In proposito, se non vi sono dubbi che il pagamento del corrispettivo in questione possa avvenire alla conclusione del rapporto di lavoro in un’unica soluzione o in più rate concordate dalle parti (sia nel loro ammontare che nella loro tempistica), è invece discussa (e consentita solo a determinate condizioni) la facoltà per il datore di lavoro di corrispondere detto corrispettivo nel corso del rapporto di lavoro. A tale ultimo riguardo, l’attuale prevalente orientamento della giurisprudenza pone come condizioni di legittimità del pagamento del corrispettivo del patto nel corso del rapporto di lavoro (a pena di nullità del patto stesso), da una parte, che la quota periodica (normalmente mensile) versata a titolo di corrispettivo del patto debba essere scorporata dalla retribuzione ed evidenziata in busta paga e, dall’altra, che (come già detto) tale corrispettivo consista comunque in un importo complessivo determinato o determinabile al momento della stipula del patto. Nel caso di rapporto a tempo indeterminato, tale requisito non è certamente rispettato se il corrispettivo viene pagato in quote fisse mensili (o comunque periodiche), posto che al momento della stipula è impossibile stabilirne l’esatto ammontare.
Stante quanto precede, laddove si intenda versare il corrispettivo del patto in costanza di un rapporto di lavoro a tempo indeterminato evitandone l’indeterminatezza, basterà prevedere un tetto minimo del corrispettivo che risponda nel caso specifico al criterio della “congruità” e pattuire che l’eventuale quota di tale tetto minimo di corrispettivo non ancora versata al momento della cessazione del rapporto di lavoro venga corrisposta al lavoratore in seguito ad essa.
Non meno dibattito si è sviluppato negli anni in ordine alla problematica del regime fiscale e previdenziale applicabile al corrispettivo del patto.
In particolare, quanto al “tema fiscale”, dottrina e giurisprudenza lo hanno risolto nel senso di ritenere assoggettabili alla normale tassazione progressiva secondo aliquote i compensi per patto di non concorrenza erogati in costanza del rapporto di lavoro e di ritenere assoggettabili a tassazione separata quelli erogati all'atto della cessazione del rapporto di lavoro sia in un’unica soluzione sia a rate (con applicazione della medesima aliquota di tassazione utilizzata per il TFR).Quanto invece al “tema previdenziale”, l’orientamento giurisprudenziale ormai prevalente è quello di considerare rientranti nell’imponibile contributivo sia il compenso per patto di non concorrenza erogato nel corso del rapporto di lavoro sia quello corrisposto successivamente alla sua cessazione.
Nel primo caso, l’assoggettamento a contribuzione discende dal fatto che il pagamento del compenso in questione costituisce pacificamente un’erogazione effettuata dal datore di lavoro in dipendenza del rapporto di lavoro.
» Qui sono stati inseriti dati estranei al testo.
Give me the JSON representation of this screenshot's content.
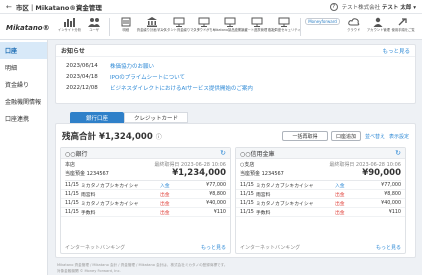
{
  "topbar": {
    "back": "←",
    "title": "市区｜Mikatano®資金管理",
    "help": "?",
    "user_note": "テスト株式会社",
    "user_name": "テスト 太郎 ▾"
  },
  "brand": "Mikatano®",
  "toolbar": {
    "items": [
      {
        "label": "インサイト分析",
        "icon": "chart-icon"
      },
      {
        "label": "ユーザ",
        "icon": "users-icon"
      },
      {
        "label": "明細",
        "icon": "document-icon"
      },
      {
        "label": "資金繰り計画マスタ",
        "icon": "bank-icon"
      },
      {
        "label": "インスタント資金繰りマスタ",
        "icon": "monitor-icon"
      },
      {
        "label": "クラウドがちゃ",
        "icon": "pc-icon"
      },
      {
        "label": "Mikatano製品連携設定",
        "icon": "monitor-icon"
      },
      {
        "label": "インポート連携管理マスタ",
        "icon": "monitor-icon"
      },
      {
        "label": "自社口座セキュリティ",
        "icon": "monitor-icon"
      }
    ],
    "pill": "Moneyforward",
    "right": [
      {
        "label": "クラウド",
        "icon": "cloud-icon"
      },
      {
        "label": "アカウント管理",
        "icon": "person-icon"
      },
      {
        "label": "使用手順をご覧",
        "icon": "link-icon"
      }
    ]
  },
  "sidebar": {
    "items": [
      "口座",
      "明細",
      "資金繰り",
      "金融機関情報",
      "口座連携"
    ]
  },
  "notice": {
    "title": "お知らせ",
    "more": "もっと見る",
    "items": [
      {
        "date": "2023/06/14",
        "text": "株価協力のお願い"
      },
      {
        "date": "2023/04/18",
        "text": "IPOのプライムシートについて"
      },
      {
        "date": "2022/12/08",
        "text": "ビジネスダイレクトにおけるAIサービス提供開始のご案内"
      }
    ]
  },
  "tabs": {
    "bank": "銀行口座",
    "card": "クレジットカード"
  },
  "summary": {
    "label": "残高合計 ¥1,324,000",
    "icon": "info-icon",
    "btn_batch": "一括再取得",
    "btn_add": "口座追加",
    "link_sort": "並べ替え",
    "link_hidden": "表示設定"
  },
  "accounts": [
    {
      "name": "○○銀行",
      "branch": "本店",
      "updated": "最終取得日 2023-06-28 10:06",
      "number": "当座預金 1234567",
      "balance": "¥1,234,000",
      "tx": [
        {
          "date": "11/15",
          "desc": "ミカタノカブシキカイシャ",
          "kind": "入金",
          "dir": "in",
          "amt": "¥77,000"
        },
        {
          "date": "11/15",
          "desc": "雨宮料",
          "kind": "出金",
          "dir": "out",
          "amt": "¥8,800"
        },
        {
          "date": "11/15",
          "desc": "ミカタノカブシキカイシャ",
          "kind": "出金",
          "dir": "out",
          "amt": "¥40,000"
        },
        {
          "date": "11/15",
          "desc": "手数料",
          "kind": "出金",
          "dir": "out",
          "amt": "¥110"
        }
      ],
      "footer": "インターネットバンキング",
      "more": "もっと見る"
    },
    {
      "name": "○○信用金庫",
      "branch": "○支店",
      "updated": "最終取得日 2023-06-28 10:06",
      "number": "当座預金 1234567",
      "balance": "¥90,000",
      "tx": [
        {
          "date": "11/15",
          "desc": "ミカタノカブシキカイシャ",
          "kind": "入金",
          "dir": "in",
          "amt": "¥77,000"
        },
        {
          "date": "11/15",
          "desc": "雨宮料",
          "kind": "出金",
          "dir": "out",
          "amt": "¥8,800"
        },
        {
          "date": "11/15",
          "desc": "ミカタノカブシキカイシャ",
          "kind": "出金",
          "dir": "out",
          "amt": "¥40,000"
        },
        {
          "date": "11/15",
          "desc": "手数料",
          "kind": "出金",
          "dir": "out",
          "amt": "¥110"
        }
      ],
      "footer": "インターネットバンキング",
      "more": "もっと見る"
    }
  ],
  "footer": {
    "line1": "Mikatano 資金管理 / Mikatano 会計 / 資金管理 / Mikatano 会計は、株式会社ミカタノの登録商標です。",
    "line2": "対象金融機関 © Money Forward, Inc."
  },
  "colors": {
    "accent": "#2f80c9",
    "link": "#2f8ad6",
    "outflow": "#e0423b",
    "sidebar_active": "#d8e9f8"
  }
}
Nel secondo caso, si evidenzia che il corrispettivo del patto di non concorrenza: (i) costituisce il corrispettivo di un'obbligazione di non fare; (ii) non è finalizzato ad incentivare l'esodo del lavoratore; (iii) e non costituisce una erogazione che trae origine dalla predetta cessazione, essendo il patto di non concorrenza totalmente autonomo rispetto alla cessazione del rapporto.
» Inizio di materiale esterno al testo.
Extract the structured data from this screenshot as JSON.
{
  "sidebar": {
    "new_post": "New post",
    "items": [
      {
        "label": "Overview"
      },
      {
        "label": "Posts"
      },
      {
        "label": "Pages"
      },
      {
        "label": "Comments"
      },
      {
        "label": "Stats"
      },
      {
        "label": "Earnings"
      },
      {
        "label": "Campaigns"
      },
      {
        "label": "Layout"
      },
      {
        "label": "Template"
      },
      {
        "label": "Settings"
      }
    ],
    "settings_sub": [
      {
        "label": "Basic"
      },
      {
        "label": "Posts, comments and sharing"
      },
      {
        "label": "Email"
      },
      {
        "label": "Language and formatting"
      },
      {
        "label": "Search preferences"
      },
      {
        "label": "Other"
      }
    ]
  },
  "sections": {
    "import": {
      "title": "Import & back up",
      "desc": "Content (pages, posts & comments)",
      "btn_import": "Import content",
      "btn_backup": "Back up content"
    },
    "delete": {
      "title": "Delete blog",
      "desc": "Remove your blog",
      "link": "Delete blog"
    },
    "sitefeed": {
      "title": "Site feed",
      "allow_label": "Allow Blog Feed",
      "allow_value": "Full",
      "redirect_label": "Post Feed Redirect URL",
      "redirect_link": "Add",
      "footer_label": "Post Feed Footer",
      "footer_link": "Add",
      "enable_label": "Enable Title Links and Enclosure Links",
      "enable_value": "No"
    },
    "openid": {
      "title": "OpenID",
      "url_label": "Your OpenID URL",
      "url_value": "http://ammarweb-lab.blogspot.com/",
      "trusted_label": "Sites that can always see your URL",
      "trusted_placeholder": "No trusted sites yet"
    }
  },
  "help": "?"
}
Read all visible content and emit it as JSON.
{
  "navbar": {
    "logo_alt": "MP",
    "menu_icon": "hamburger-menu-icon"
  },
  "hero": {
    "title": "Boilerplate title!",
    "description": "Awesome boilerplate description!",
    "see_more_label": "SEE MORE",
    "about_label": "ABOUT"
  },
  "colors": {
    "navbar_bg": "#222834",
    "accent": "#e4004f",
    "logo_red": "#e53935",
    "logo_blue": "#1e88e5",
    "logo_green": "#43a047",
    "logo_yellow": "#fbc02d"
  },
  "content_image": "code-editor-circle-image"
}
Pertanto, nella logica del prevalente orientamento giurisprudenziale appena menzionato, è da ritenersi che, attualmente, l’unico caso in cui il corrispettivo del patto di non concorrenza potrebbe essere legittimamente escluso dall’imponibile contributivo, è quello del patto di non concorrenza stipulato dopo la cessazione del rapporto di lavoro, con autonomo accordo tra ex datore di lavoro ed ex dipendente: solo in tal caso, infatti, il corrispettivo del patto potrebbe essere considerato totalmente “al di fuori” del rapporto di lavoro.